Friday, May 28, 2010

augmented reality video games

This video done by Parrot shows a powerful example of blending virtual and physical gaming. You control a physical quadricopter with your iPhone, and look at the screen to see it fighting, say, a robot.

amazing rollable OLED display by Sony

Rollable displays are on the rise. Welcome a future where technology is organic, dynamic, and ever-adaptive.

Wednesday, May 26, 2010

fabbing the brain

Fabbing meets neuroscience with Flickr user yksong's laser cut model of the human brain!

Tuesday, May 25, 2010

Littledog gets an upgrade

The best robotic locomotion I have seen up to yet comes from Boston Dynamics' recently upgraded 'Littledog'. It learns proper footholds and can learn special manoeuvers for situations that stress the motor capacities of the robot.

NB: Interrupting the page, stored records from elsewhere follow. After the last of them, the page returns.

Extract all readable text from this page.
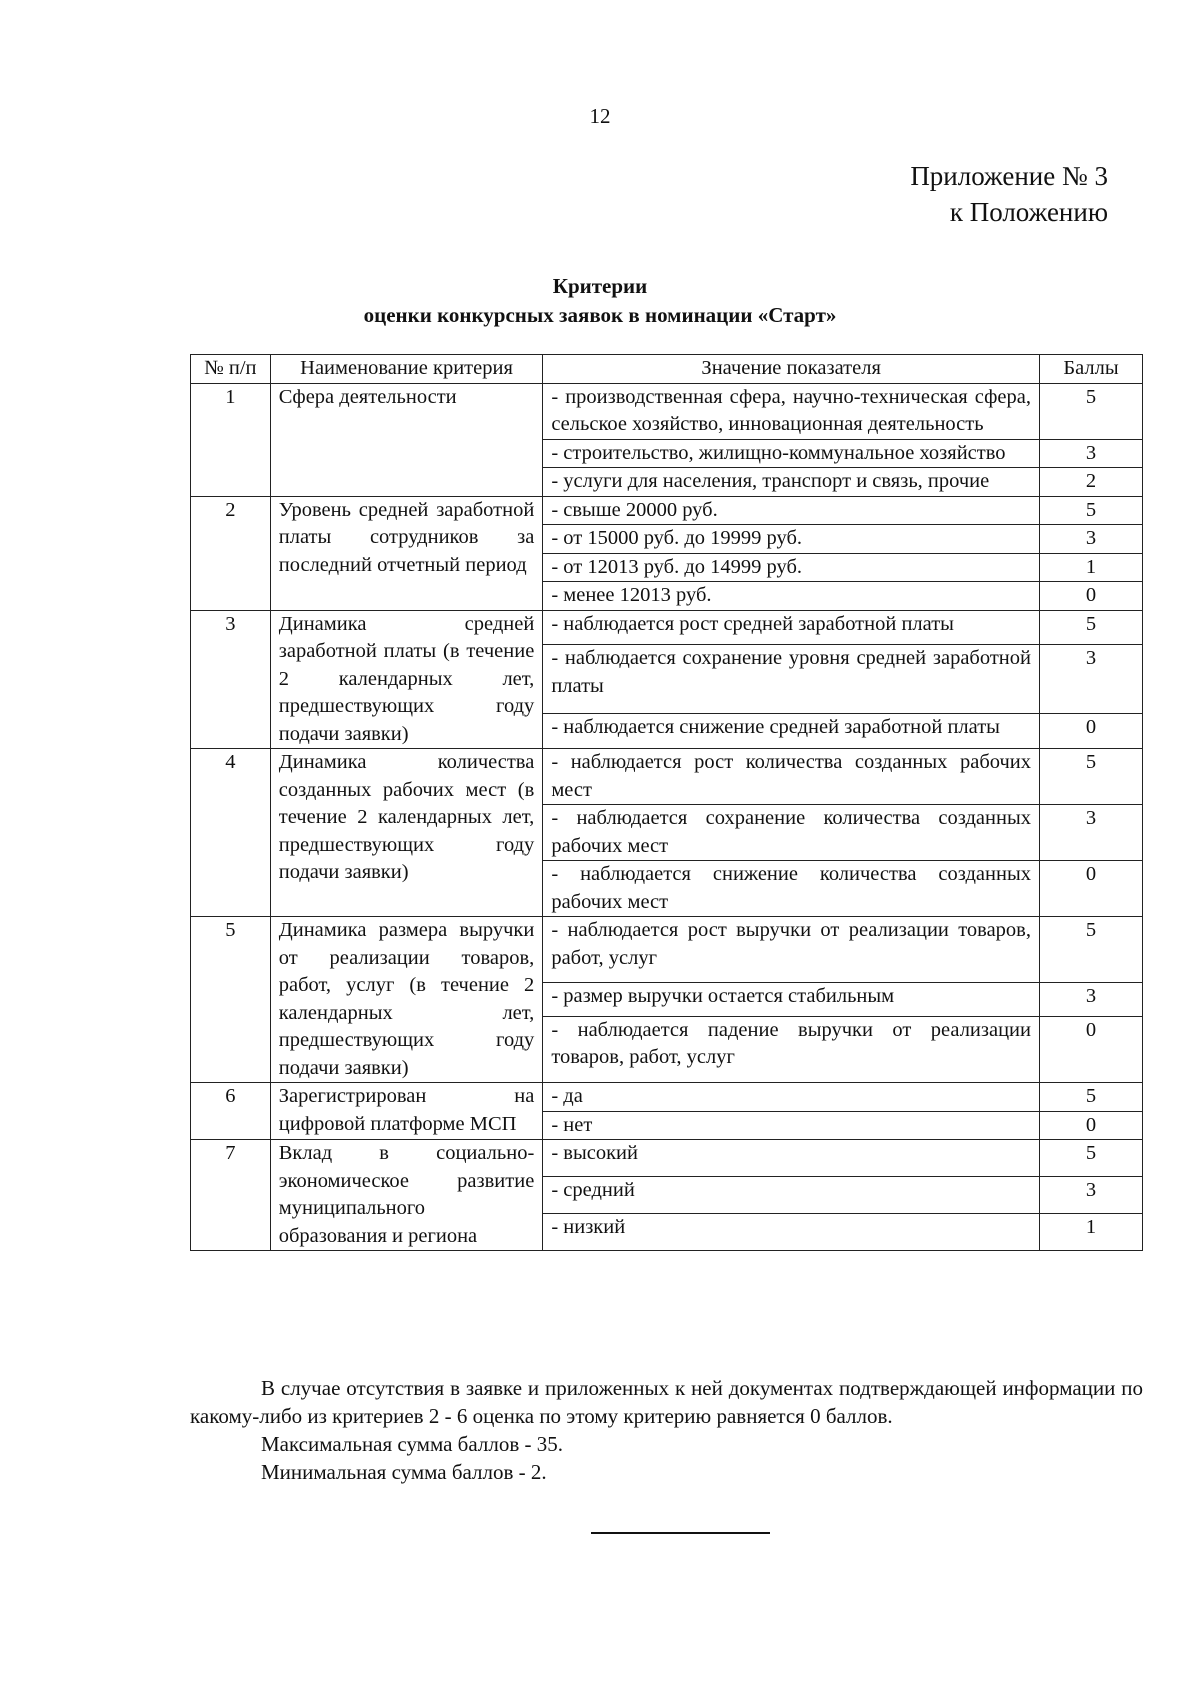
12
Приложение № 3
к Положению
Критерии
оценки конкурсных заявок в номинации «Старт»
№ п/п	Наименование критерия	Значение показателя	Баллы
1	Сфера деятельности	- производственная сфера, научно-техническая сфера, сельское хозяйство, инновационная деятельность	5
		- строительство, жилищно-коммунальное хозяйство	3
		- услуги для населения, транспорт и связь, прочие	2
2	Уровень средней заработной платы сотрудников за последний отчетный период	- свыше 20000 руб.	5
		- от 15000 руб. до 19999 руб.	3
		- от 12013 руб. до 14999 руб.	1
		- менее 12013 руб.	0
3	Динамика средней заработной платы (в течение 2 календарных лет, предшествующих году подачи заявки)	- наблюдается рост средней заработной платы	5
		- наблюдается сохранение уровня средней заработной платы	3
		- наблюдается снижение средней заработной платы	0
4	Динамика количества созданных рабочих мест (в течение 2 календарных лет, предшествующих году подачи заявки)	- наблюдается рост количества созданных рабочих мест	5
		- наблюдается сохранение количества созданных рабочих мест	3
		- наблюдается снижение количества созданных рабочих мест	0
5	Динамика размера выручки от реализации товаров, работ, услуг (в течение 2 календарных лет, предшествующих году подачи заявки)	- наблюдается рост выручки от реализации товаров, работ, услуг	5
		- размер выручки остается стабильным	3
		- наблюдается падение выручки от реализации товаров, работ, услуг	0
6	Зарегистрирован на цифровой платформе МСП	- да	5
		- нет	0
7	Вклад в социально-экономическое развитие муниципального образования и региона	- высокий	5
		- средний	3
		- низкий	1

В случае отсутствия в заявке и приложенных к ней документах подтверждающей информации по какому-либо из критериев 2 - 6 оценка по этому критерию равняется 0 баллов.

Максимальная сумма баллов - 35.

Минимальная сумма баллов - 2.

In short, this is a robot that is starting to incorporate intelligence into its body, not just its brain. I also like how the robot is an unobtrusive, abstract device, without any explicit human interaction points. Maybe it should get a movable spine soon though, because the slips look especially painful, which also makes the movement look less 'natural' to me.

Monday, May 17, 2010

Robot weds Japanese couple

Who needs a human priest when you can have a robot instead?

Tuesday, May 11, 2010

Breed: artificially evolved sculptures

Dutch artist couple Driessens and Verstappen present another step towards computer generated product design.

From their website:

"Breed is a computer program that uses artificial evolution to grow very detailed sculptures. The purpose of each growth is to generate by cell division from a single cell a detailed form that can be materialised. On the basis of selection and mutation a code is gradually developed that best fulfils this "fitness" criterion and thus yields a workable form. [...] Currently the objects can be made in nylon and in stainless steel by using 3D printing techniques. This automates the whole process from design to execution: the industrial production of unique artefacts."

a transformable apartment

A nice example of how more restrictions enrich design is the transformable apartment by architect Gary Chang. Elements such as walls and bookshelves can slide along rails, so a storage room can transform into a bedroom or bathroom with not much more than the flick of a wrist. In this, Chang has essentially collapsed spaces the way Picasso collapsed perspectives, and made the function of the tiny spaces in his apartment adaptable to the situation.